Özellikle bir zombi, aslında bir isim alan bir zombi - Bub, ete olan açlığına ve lobotomize davranışına rağmen sempatik olmaya başlayan, Savini tarafından mükemmel bir şekilde gerçekleştirilen ve aradaki çizgiyi çekmek için aktör Howard Sherman tarafından canlandırılan bir yürüyen ölüler üyesi. insan ve canavar.

1 Şey (1982)

Belki de hiçbir film, John Carpenter'ın The Thing'i kadar ikna edici bir şekilde öteki dünyaya benzememiştir, ET ile aynı hafta sonu sert eleştiriler yayınlanmıştır. bir şey izole bir Antarktika karakolunda yaşayan paranoyak adamları mahvediyor. Efekt tasarımcısı Rob Bottin, filmin, genellikle uzaylıyı, asimile etmeye çalıştığı kişilere ait seçkin insansı özelliklerle, sürekli değişen dokunaçlar ve damlayan et kütlesi olarak gösteren eşsiz yaratık efektlerini yaratmak için haftada yedi gün çalıştı.

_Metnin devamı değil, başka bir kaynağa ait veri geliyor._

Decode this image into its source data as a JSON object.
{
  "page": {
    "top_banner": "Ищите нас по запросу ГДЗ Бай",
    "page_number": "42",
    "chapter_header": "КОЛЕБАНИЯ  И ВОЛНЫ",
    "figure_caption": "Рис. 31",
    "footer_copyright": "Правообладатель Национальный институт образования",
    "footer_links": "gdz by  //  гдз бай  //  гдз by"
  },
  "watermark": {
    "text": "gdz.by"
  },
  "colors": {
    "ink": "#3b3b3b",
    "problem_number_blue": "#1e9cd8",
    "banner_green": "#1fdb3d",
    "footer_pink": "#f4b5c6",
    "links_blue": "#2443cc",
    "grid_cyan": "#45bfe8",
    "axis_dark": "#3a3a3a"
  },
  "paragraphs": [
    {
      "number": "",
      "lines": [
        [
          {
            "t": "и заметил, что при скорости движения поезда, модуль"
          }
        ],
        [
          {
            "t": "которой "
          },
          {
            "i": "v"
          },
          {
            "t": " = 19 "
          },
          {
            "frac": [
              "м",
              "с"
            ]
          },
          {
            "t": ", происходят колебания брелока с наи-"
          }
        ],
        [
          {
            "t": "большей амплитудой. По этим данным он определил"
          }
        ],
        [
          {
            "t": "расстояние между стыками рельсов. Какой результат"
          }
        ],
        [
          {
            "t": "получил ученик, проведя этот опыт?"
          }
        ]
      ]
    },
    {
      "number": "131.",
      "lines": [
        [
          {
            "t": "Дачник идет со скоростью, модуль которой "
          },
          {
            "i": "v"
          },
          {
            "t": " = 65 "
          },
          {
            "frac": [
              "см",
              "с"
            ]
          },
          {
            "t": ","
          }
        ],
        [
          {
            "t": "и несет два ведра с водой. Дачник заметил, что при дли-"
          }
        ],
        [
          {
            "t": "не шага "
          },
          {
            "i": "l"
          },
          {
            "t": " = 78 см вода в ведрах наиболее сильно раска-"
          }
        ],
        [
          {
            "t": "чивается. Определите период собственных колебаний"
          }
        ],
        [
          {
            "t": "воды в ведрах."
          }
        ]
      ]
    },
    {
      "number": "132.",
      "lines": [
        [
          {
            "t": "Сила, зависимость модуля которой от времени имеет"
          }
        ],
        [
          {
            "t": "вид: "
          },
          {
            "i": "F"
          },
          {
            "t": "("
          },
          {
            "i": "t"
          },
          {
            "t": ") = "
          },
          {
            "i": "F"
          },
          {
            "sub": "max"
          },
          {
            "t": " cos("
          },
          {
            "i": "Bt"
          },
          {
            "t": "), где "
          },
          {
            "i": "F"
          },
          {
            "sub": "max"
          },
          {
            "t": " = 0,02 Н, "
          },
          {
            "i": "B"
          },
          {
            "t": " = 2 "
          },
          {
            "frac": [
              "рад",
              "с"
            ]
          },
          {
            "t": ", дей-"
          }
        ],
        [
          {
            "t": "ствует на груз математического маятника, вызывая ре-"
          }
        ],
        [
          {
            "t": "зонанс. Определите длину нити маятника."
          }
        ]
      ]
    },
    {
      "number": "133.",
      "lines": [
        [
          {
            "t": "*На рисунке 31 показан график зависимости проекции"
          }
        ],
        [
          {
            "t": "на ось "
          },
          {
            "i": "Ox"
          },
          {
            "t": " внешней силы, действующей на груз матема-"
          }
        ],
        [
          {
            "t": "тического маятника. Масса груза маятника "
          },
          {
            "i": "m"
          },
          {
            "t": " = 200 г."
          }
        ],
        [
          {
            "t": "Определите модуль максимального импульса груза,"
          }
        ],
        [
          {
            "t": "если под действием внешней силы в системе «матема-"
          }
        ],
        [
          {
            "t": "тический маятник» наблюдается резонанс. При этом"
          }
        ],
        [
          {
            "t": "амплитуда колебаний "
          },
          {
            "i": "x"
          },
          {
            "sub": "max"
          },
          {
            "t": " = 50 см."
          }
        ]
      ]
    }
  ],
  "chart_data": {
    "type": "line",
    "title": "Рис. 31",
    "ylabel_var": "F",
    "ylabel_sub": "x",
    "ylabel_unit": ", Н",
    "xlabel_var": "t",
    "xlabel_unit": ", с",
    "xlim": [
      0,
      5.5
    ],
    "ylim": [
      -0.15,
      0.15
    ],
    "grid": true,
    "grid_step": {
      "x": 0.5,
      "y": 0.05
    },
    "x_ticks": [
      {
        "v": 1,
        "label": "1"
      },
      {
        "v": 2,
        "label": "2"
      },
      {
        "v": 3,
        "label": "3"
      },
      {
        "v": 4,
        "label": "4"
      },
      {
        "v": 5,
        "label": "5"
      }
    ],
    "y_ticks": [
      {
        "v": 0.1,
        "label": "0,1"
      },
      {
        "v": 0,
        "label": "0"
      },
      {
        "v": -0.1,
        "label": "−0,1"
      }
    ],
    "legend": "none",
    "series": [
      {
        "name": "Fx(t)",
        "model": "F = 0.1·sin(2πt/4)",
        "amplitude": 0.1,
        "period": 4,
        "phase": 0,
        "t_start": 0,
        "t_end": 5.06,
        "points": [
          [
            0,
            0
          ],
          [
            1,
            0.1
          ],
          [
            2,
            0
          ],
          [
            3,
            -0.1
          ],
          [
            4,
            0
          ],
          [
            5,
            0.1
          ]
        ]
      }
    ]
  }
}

Filmin en şok edici anları arasında, anı gerçekten satmak için çift ampute kiralandığı ve aktörlerin birden çok kalıplarının yapıldığı kötü şöhretli "göğüs boğma" sahnesi var. Bu sahne ve hemen ardından başı kesik bir başın bacakları büyüdüğü ve bir örümcek gibi etrafta dolaştığı sahne, doğru miktarda çaba ve yaratıcılıkla eşlik edildiğinde hangi pratik etkilerin başarılabileceğini gösteriyor.

-

Başka hangi korku filmleri, korkularını gerçekleştirmek için şaşırtıcı miktarda pratik efekt kullandı? Yorumlarda bize bildirin.